Filing meeting notes in the CRM had its day of glory: a single pass transformed 28 transcripts into 60 CRM actions and 19 candidate profiles, without a single duplicate. The kind of task nobody ever did on a Friday night willingly.
And my favorite, because it's modest: cleaning up orphaned calendar slots, which faithfully reports, day after day, "50 meetings, 0 orphans." A conscientious little robot doing its job in silence. You get attached.
What breaks (and it's instructive)
Now, the part the dream sellers omit.
The bug that sends the email to yourself. On a follow-up where the prospect never replied, the system would fetch "the last sender in the thread" to determine the recipient… and that last sender was me. Result: carefully crafted follow-ups, sent enthusiastically, to myself. The robot returned a proud "OK, sent." Technically, it hadn't lied.
The day the variables didn't fill. Three emails went out to prospects with, right in the middle of the text, a chunk of raw uninterpreted code instead of the intended content. Internally, we politely called it "brand damage." The prospect mostly had to wonder if they were talking to a company or a sick cron script.
The drafts that multiply. At one point, the anti-duplicate check verified internal memory but not the actual state of the mailbox. Consequence: up to five drafts stacked on the same thread. The AI wasn't lazy. It was too zealous. That's worse.
And then there's the category "real-world infrastructure doesn't cooperate": entire waves of tasks in degraded mode because a third-party API was unreachable, LinkedIn quotas blocking invitations in a loop, and — cherry on top — a recent internal audit that was itself interrupted by rate limiting. In other words: the robot in charge of checking the health of robots got kicked out by the same type of failure it was supposed to monitor. There's a lesson in humility there.
The three truths never written on slides
1. Automating is stacking guardrails. My follow-up module is on its twentieth version. Its history reads like a cemetery: each bug bears the name of a prospect or candidate, and each incident gave birth to a new rule. Check the calendar before proposing a slot. Check that the day actually matches the date. Filter automatic replies. Don't recontact someone twice in twelve hours. The ratio between "safety" code and "business logic" code is crushing. AI does 80% of the work in 20% of the time; the remaining 20% takes 80% of the time, and those are what determine whether you look serious or ridiculous.
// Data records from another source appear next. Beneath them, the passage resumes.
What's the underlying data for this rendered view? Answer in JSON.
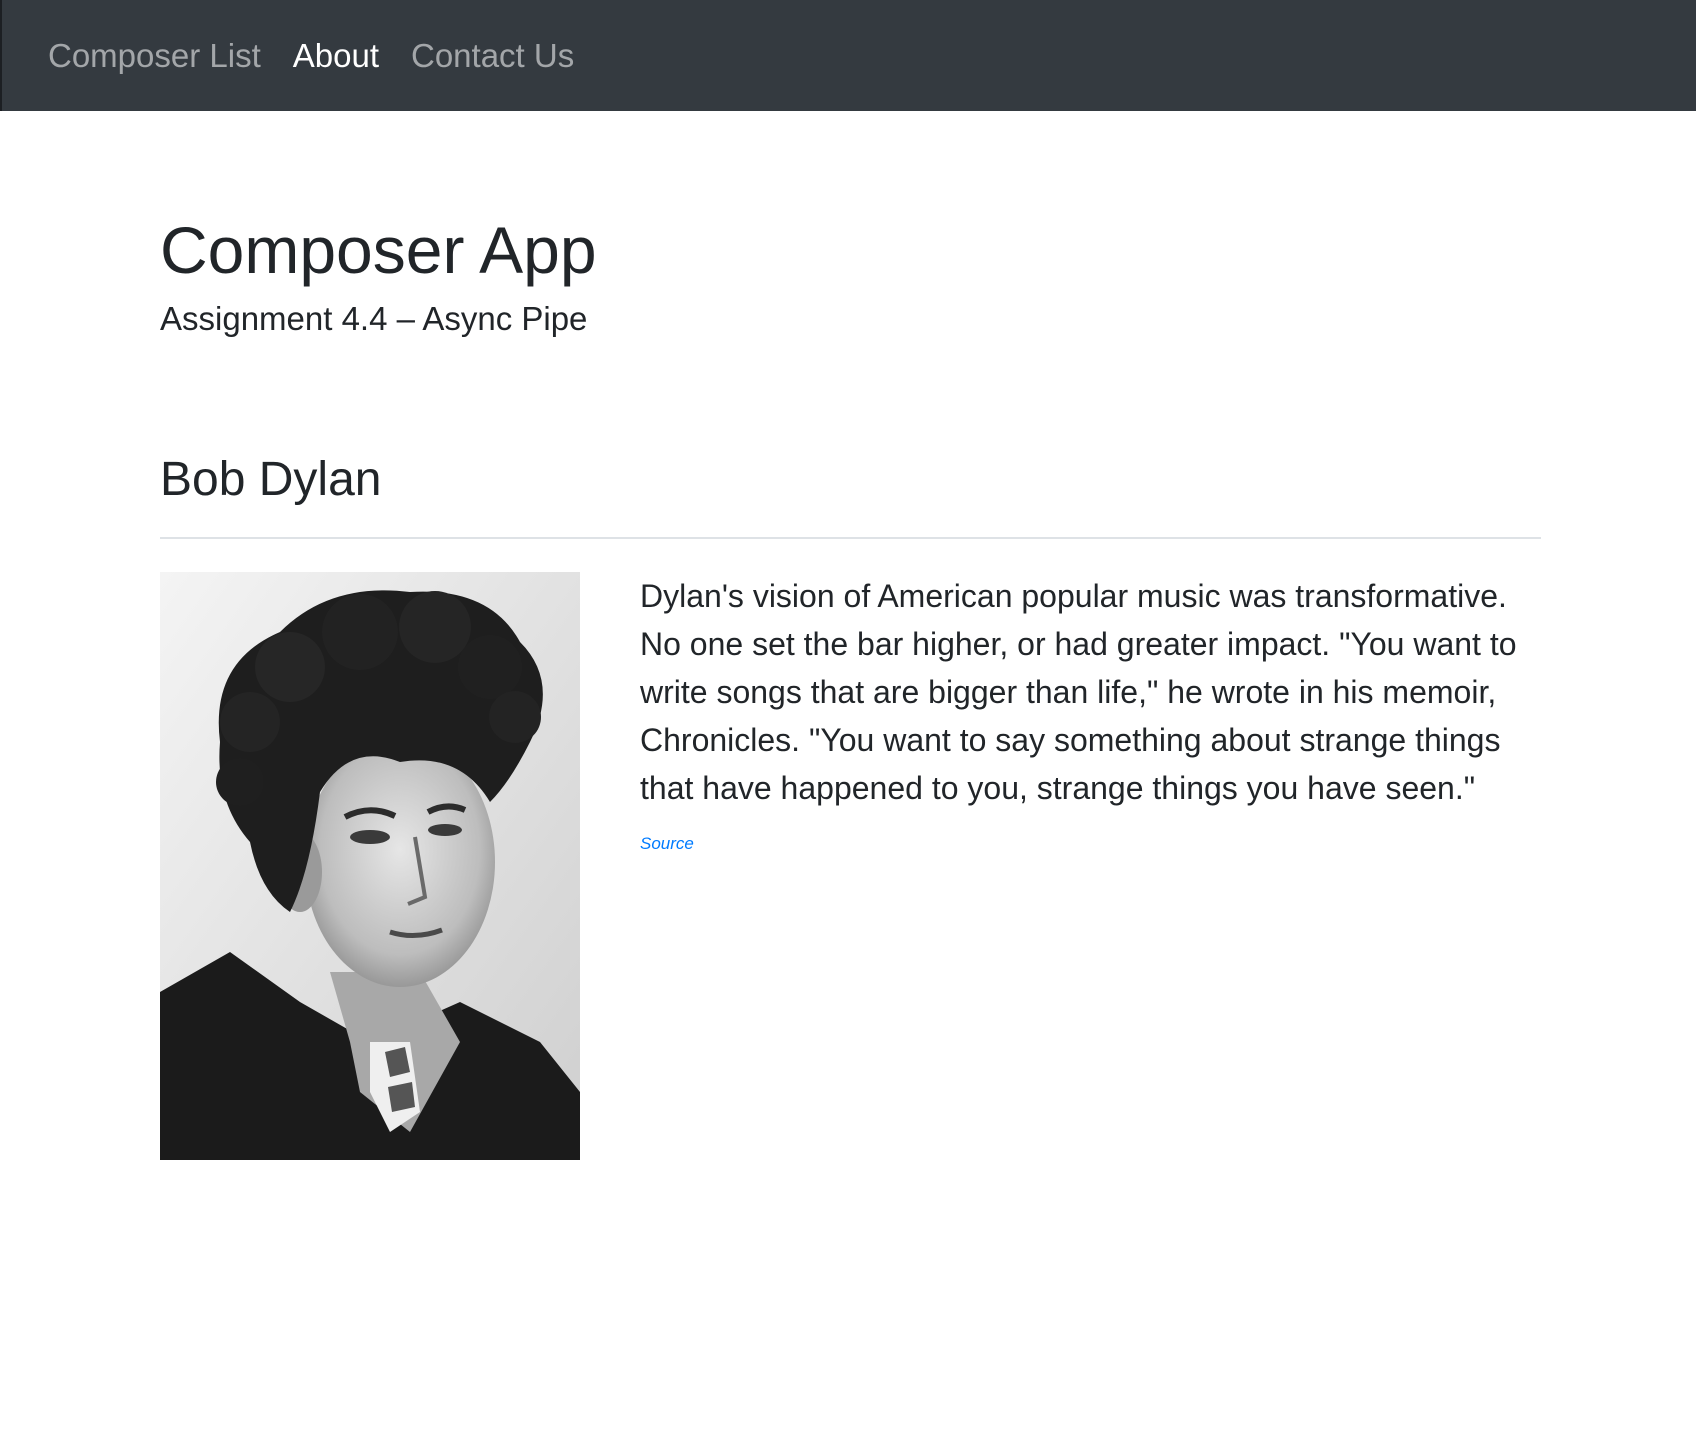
{
  "navbar": {
    "links": [
      {
        "label": "Composer List",
        "active": false
      },
      {
        "label": "About",
        "active": true
      },
      {
        "label": "Contact Us",
        "active": false
      }
    ]
  },
  "header": {
    "title": "Composer App",
    "subtitle": "Assignment 4.4 – Async Pipe"
  },
  "composer": {
    "name": "Bob Dylan",
    "bio": "Dylan's vision of American popular music was transformative. No one set the bar higher, or had greater impact. \"You want to write songs that are bigger than life,\" he wrote in his memoir, Chronicles. \"You want to say something about strange things that have happened to you, strange things you have seen.\"",
    "source_label": "Source"
  },
  "colors": {
    "navbar_bg": "#343a40",
    "link": "#007bff",
    "text": "#212529"
  }
}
2. On sensitive topics, humans stay in control — and that's what saves you. Anything touching legal matters, unpaid invoices, delicate negotiations is never sent automatically: it's escalated for validation. This rule wasn't born from an abstract governance principle. It was born from incidents. We automate what's reversible; we keep our hand on what isn't. It's less sexy than an autonomous agent, but it avoids disasters signed with your name.
3. The real bottleneck wasn't technical. It was market size. Here's the most counterintuitive discovery. By optimizing the people-contacting machine, it started running on empty: "strong saturation, 17 out of 20 accounts already contacted less than 30 days ago." The problem was no longer "how to send more," it was "there's nobody new left to send to." You can build the smartest pipeline in the world; it doesn't manufacture prospects that don't exist. Automation doesn't create a market. It exhausts faster the one you have.
So, do we continue?
Yes. Without hesitation. The machine saves me real time, absorbs tasks nobody liked, and forces me to formalize processes I kept in my head. But it didn't replace me, and it didn't replace anyone. It created a new job: robot keeper. A job where you spend your days writing rules to prevent very fast systems from very quickly doing stupid things.
If you're getting started, remember this: AI isn't an employee, it's a power plant. Extremely powerful, indifferent to consequences, and needing a bunch of circuit breakers. The fantasy is autonomy. The reality is supervision — just at a new scale.
And honestly? That's already huge. It just has nothing to do with what they're selling you.
Sébastien Lonjon is the founder of Abbeal, a tech studio present in Paris, Montréal and Tokyo. This text is an internal feedback with numbers to back it up. No robots were harmed during its writing — a few were just unplugged.